Lili (Mélanie Laurent donc) a dix-neuf ans. Elle a un frère jumeau du nom de Loïc. Elle rentre de vacances et son père lui apprend que ce dernier a disparu. Suite à une violente dispute avec lui, parait-il. La jeune fille ne s'inquiète pas outre mesure : il reviendra assurément. Mais il ne donne aucune nouvelle, aucun signe de vie, rien... Lili se persuade qu'il lui est arrivé quelque chose et décide de partir à sa recherche. Que trouvera-t-elle ?
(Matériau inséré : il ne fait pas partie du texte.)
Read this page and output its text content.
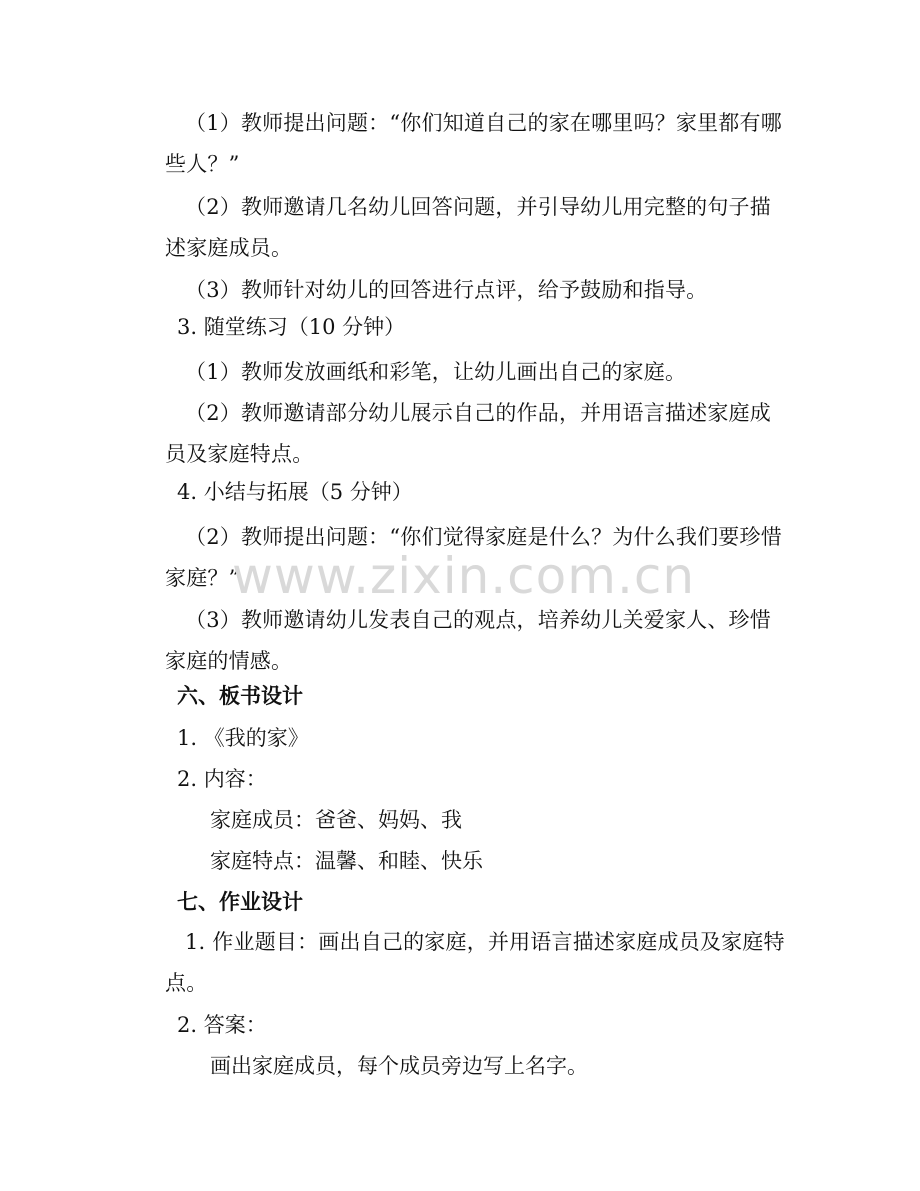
（1）教师提出问题：“你们知道自己的家在哪里吗？家里都有哪些人？”

（2）教师邀请几名幼儿回答问题，并引导幼儿用完整的句子描述家庭成员。

（3）教师针对幼儿的回答进行点评，给予鼓励和指导。

3. 随堂练习（10 分钟）

（1）教师发放画纸和彩笔，让幼儿画出自己的家庭。

（2）教师邀请部分幼儿展示自己的作品，并用语言描述家庭成员及家庭特点。

4. 小结与拓展（5 分钟）

（2）教师提出问题：“你们觉得家庭是什么？为什么我们要珍惜家庭？”

（3）教师邀请幼儿发表自己的观点，培养幼儿关爱家人、珍惜家庭的情感。

六、板书设计

1. 《我的家》

2. 内容：

家庭成员：爸爸、妈妈、我

家庭特点：温馨、和睦、快乐

七、作业设计

1. 作业题目：画出自己的家庭，并用语言描述家庭成员及家庭特点。

2. 答案：

画出家庭成员，每个成员旁边写上名字。

www.zixin.com.cn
Finalement plusieurs choses dont une qui va dépasser l'entendement. Où est passé son frère ? Il voyage. Il finit par lui envoyer des cartes postales. D'après lui, son père est un "gros con". Peut-on lui en vouloir ? Ils se sont disputés. C'est la plus grande des raisons pour ainsi le traiter. Les lettres ne sont adressées qu'à la jeune fille, ni à la mère et encore moins au père. Une carte, encore. Il a encore bougé, il a changé de ville. San arrêt, sans remords et sans se retourner. Mais il ne changera probablement pas de position : son père l'a toujours détesté, il n'a rien fait pour lui. C'est pourquoi, il a disparu. Sa soeur est son dernier lien, sa dernière connection avec sa famille... Mais petit à petit, Lili sombre dans la dépression : pourquoi ne donne-t-il de ses nouvelles que par à-coups ? Pourquoi ne revient-il pas ? Que s'est-il réellement passé ?
Les jours, les semaines, les mois et même les années défilent. Lili a encore grandi. Cependant, Loïc est toujours si taciturne. Il n'a pas pardonné à son père, sans doute ne le pardonnera-t-il jamais. Il ne rentrera plus, adieu Lili... Avant de disparaitre, Loïc avait fait une partie d'escalade. Puis, le néant. Que s'est-il passé ?
Le moral de Lili chute encore... Sans nouvelle, elle s'imagine le pire... Serait-il mort ? Pourquoi son père ne s'inquiète-t-il pas plus que ce qu'il veut bien laisser paraitre ? Et sa mère ? Sait-elle quelque chose ? Inlassablement, une seule et même question tourbillonne dans sa tête : que s'est-il passé ? Son anniversaire, les évènements importants, les fêtes, tout est devenu dérisoire aux yeux de la jeune fille. Elle désire revoir son jumeau mais il est introuvable, insaisissable. Juste quelques mots gribouillés à la hâte sur une carte provenant de divers endroits de la France.
Serait-il devenu un sans-abri ? Finalement, elle reçoit encore une lettre, quelques mots, l'histoire d'une vie : "je vais bien, ne t'en fais pas". Mais elle s'inquiète néanmoins. Elle s'interroge... Il avait une guitare dont il était inséparable. Retrouvera-t-elle sa trace avec ce maigre indice ? Elle se décide à activement le rechercher. Elle a deux semaines, les vacances scolaires en somme.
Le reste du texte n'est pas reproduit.